“I love doing preposterous things,” He replied. “Why I don’t know anything more exhilarating and delightful than turning weakness into strength, and fear into faith, and that which has been marred into perfection.”
-The Shepherd (Hinds Feet and High Places Novel)
As a little girl, I loved watching The Mighty Morphin Power Rangers on TV. If you don’t know who the Mighty Morphin Power Rangers are, then you probably weren’t a 90’s kid from America – and you probably didn’t wake up at 6am every Saturday to make sure that you didn’t miss an episode (like me). Call me obsessed if you must, I’m not ashamed.
I loved dreaming about what it would be like to have superhuman powers. In fact, I still love pondering the thought. I wanted to know what it would feel like to change the world, to make a difference, to be strong and brave, and to fight off evil villains (and to fly of course… but I digress). Little did I know – that being a Christian is very similar to being a Power Ranger – just take away the skintight bodysuits and the fake alien monsters, and BAM we’ve got ourselves a party!
But in all seriousness, my dream of wanting to be a superhero also had it’s downsides. Growing up, I was a sore loser, I didn’t like being told that I couldn’t do something, and I really struggled to make room in my life for failure and defeat. I was constantly trying to prove myself and my worth to others – both to kids my age and adults alike. Until Jesus got a grip on me. Then things began to change. I will still admit, however, that I don’t enjoy losing. (Just ask my teammates after a soccer game or call my parents for a play-by-play on family game night. It can get ugly if my heart isn’t lined up with God’s.) The struggle is still real, and the fall still hurts when it happens, but at least now I have Someone to catch me when I stumble and make a mess of things.
This past week in Vancouver, on my week long mission trip with Calvary Chapel and XXXchurch, I got sick. (Like “nasty cough and boogers” kind of sick.) I didn’t plan for this, I was not happy about it, and I felt like I was going to burden my entire team rather than bless them. How could I possibly please God on this mission trip if I was sick? How could He use me if my voice was gone and my throat was sore? Needless to say, I was frustrated. But once I actually took the time to listen to what God had to say about my weakness and sickness during that week, I ended up learning quite a lot.

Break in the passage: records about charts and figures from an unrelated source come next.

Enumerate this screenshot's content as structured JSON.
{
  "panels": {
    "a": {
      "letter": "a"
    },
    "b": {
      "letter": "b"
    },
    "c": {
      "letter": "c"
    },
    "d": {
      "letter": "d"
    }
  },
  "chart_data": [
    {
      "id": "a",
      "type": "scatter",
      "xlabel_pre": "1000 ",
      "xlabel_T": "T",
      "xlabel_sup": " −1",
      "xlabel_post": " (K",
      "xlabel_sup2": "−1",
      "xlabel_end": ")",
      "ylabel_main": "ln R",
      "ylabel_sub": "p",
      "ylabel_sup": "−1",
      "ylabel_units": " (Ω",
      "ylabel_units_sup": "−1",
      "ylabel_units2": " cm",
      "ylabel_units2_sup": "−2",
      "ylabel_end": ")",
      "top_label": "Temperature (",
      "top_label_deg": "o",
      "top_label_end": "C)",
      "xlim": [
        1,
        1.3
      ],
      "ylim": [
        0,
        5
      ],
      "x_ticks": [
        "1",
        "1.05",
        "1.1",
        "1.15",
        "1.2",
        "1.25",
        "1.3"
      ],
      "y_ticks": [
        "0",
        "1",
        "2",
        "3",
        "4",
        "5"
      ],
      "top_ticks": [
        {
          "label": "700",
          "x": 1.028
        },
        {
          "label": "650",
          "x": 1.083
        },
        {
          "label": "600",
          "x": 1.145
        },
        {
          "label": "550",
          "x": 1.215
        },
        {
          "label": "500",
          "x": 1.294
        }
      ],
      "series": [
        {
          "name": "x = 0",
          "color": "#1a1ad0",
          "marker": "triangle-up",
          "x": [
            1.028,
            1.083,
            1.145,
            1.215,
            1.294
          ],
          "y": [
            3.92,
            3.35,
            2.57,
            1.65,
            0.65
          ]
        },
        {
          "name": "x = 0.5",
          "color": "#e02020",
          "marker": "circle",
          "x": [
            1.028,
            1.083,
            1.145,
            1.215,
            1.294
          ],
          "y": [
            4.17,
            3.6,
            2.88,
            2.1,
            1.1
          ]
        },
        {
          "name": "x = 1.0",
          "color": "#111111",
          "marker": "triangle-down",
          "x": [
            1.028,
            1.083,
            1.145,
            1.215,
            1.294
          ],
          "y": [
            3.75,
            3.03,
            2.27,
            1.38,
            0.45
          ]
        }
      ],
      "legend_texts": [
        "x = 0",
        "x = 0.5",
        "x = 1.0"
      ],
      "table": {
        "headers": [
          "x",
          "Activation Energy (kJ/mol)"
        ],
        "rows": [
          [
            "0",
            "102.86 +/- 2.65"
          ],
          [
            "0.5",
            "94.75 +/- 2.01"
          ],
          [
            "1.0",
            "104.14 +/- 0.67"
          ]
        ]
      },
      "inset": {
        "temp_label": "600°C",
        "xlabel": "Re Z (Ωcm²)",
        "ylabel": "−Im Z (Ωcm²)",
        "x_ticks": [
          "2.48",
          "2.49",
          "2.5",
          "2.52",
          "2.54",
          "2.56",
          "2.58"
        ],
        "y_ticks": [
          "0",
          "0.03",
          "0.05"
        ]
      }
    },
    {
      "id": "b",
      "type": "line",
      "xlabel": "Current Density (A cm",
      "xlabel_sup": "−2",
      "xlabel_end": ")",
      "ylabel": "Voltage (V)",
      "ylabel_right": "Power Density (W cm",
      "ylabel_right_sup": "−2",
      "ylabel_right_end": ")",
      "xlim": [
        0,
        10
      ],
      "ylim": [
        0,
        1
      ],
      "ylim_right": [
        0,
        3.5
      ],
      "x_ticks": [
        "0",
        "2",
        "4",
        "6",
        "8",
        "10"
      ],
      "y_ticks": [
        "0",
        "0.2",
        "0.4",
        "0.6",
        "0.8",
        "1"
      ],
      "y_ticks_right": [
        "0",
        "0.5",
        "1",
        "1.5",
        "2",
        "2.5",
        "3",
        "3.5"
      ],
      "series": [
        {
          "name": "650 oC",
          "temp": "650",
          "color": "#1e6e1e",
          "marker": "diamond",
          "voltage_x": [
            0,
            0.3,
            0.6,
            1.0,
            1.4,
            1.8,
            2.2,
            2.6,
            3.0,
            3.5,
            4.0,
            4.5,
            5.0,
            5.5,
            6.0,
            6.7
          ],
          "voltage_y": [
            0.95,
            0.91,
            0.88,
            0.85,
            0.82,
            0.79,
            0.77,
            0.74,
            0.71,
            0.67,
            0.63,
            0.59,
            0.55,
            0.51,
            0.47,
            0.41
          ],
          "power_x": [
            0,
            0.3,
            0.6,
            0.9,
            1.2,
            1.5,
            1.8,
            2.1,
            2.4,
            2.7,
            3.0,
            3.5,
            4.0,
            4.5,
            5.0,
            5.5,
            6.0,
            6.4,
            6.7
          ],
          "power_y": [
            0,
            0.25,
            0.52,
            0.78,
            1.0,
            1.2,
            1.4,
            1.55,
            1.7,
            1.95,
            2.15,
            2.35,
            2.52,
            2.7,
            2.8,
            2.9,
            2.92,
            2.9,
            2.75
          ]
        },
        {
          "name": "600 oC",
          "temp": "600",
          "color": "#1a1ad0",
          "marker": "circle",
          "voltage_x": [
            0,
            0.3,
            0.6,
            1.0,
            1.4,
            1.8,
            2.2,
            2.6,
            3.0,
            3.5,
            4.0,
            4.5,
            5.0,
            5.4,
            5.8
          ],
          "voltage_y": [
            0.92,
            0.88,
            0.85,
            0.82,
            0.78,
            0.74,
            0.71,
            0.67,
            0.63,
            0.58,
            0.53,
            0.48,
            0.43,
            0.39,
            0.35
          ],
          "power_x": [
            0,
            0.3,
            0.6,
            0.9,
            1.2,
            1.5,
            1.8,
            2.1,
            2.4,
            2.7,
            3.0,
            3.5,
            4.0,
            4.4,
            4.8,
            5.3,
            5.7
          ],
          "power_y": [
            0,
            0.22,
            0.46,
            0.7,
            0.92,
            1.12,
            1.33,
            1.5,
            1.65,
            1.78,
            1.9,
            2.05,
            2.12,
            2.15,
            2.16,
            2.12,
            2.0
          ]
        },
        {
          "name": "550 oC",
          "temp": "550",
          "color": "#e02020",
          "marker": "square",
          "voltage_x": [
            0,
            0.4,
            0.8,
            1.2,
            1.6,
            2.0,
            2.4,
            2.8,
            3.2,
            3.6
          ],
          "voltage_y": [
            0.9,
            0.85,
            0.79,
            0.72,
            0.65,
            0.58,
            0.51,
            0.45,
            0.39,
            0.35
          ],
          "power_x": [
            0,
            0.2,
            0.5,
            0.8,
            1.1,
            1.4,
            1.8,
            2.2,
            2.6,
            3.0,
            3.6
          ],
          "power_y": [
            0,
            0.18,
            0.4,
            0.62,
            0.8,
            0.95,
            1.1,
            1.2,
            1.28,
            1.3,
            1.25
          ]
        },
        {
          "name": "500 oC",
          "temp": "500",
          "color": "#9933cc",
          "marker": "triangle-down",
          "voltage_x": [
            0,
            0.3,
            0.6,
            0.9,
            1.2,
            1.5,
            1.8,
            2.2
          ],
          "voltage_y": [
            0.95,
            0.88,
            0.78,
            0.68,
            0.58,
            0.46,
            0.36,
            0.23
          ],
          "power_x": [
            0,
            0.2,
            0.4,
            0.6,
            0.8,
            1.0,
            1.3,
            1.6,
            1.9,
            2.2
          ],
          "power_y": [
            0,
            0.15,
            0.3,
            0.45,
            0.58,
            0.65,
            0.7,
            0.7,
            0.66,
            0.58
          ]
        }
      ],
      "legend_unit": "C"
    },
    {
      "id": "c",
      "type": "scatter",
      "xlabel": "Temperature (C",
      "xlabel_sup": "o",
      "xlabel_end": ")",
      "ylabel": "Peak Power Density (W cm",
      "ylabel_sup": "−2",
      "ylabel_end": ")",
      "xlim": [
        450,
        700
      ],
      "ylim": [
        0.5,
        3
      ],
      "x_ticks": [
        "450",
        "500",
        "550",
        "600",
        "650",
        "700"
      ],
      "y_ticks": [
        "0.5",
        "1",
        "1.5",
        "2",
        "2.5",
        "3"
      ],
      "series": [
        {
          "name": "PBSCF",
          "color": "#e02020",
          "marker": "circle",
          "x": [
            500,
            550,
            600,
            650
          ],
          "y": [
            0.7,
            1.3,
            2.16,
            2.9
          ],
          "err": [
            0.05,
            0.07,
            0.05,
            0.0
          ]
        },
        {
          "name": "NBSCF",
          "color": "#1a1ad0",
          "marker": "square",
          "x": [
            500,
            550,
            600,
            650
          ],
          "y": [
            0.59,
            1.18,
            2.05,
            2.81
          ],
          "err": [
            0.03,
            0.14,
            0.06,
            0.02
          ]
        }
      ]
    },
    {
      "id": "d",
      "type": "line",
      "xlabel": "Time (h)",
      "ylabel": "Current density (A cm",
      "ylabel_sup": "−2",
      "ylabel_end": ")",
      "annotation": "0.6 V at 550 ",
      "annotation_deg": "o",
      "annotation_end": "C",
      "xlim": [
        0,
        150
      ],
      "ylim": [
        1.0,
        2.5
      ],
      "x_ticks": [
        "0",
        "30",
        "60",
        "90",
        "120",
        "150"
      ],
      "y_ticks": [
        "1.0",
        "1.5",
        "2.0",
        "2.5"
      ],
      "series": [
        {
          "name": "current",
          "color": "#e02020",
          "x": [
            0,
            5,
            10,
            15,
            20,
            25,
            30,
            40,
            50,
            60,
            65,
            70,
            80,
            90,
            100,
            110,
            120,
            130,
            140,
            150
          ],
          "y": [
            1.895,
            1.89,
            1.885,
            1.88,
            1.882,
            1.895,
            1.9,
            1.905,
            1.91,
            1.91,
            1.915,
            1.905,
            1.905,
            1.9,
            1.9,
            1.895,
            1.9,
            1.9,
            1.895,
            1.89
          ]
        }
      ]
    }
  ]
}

Looking back, I was able to attend the porn expo all three days with XXXchurch where I met so many amazing individuals – some who knew Jesus and some who didn’t. (Cool story, 8 people got saved inside the porn conference at our booth which is absolutely ridiculous and absolutely amazing all at the same time. That just doesn’t happen at sex expos.) I was able to spend quality time in one-on-one conversations with my teammates, and we got to exchange stories and testimonies that spoke of how wonderful and faithful our God has been throughout our lives. I was able to share toiletry filled gift bags with some of the women who were living on the streets of Vancouver, and I was able to bond with one special girl named Laura who taught me about overcoming and keeping a positive attitude despite tough circumstances. The Lord spoiled me with adventures and blessings. So even though the trip had some added surprises and difficulties, it ended up being better than I ever could have imagined (cough, boogers, and all.)
I learned that the condition of my heart was more important to God than the condition of my work and the condition of my health. God’s priorities are usually way different than mine, and sometimes taking a step back is necessary before taking the next few steps forward. He’s such a gracious God. I love that He loves me, even when I am cranky and tired and have boogers dangling out of my nose. (Sorry, gross, I know.) So the point and summary of this post is that the Lord was very present in Vancouver. The mission trip was a huge success, and it was all because of His faithfulness, patience, grace, and love. Many lives were changed, and many people were set free… one of those people being me.
…And being a part of God’s beloved family beats being a Power Ranger any day!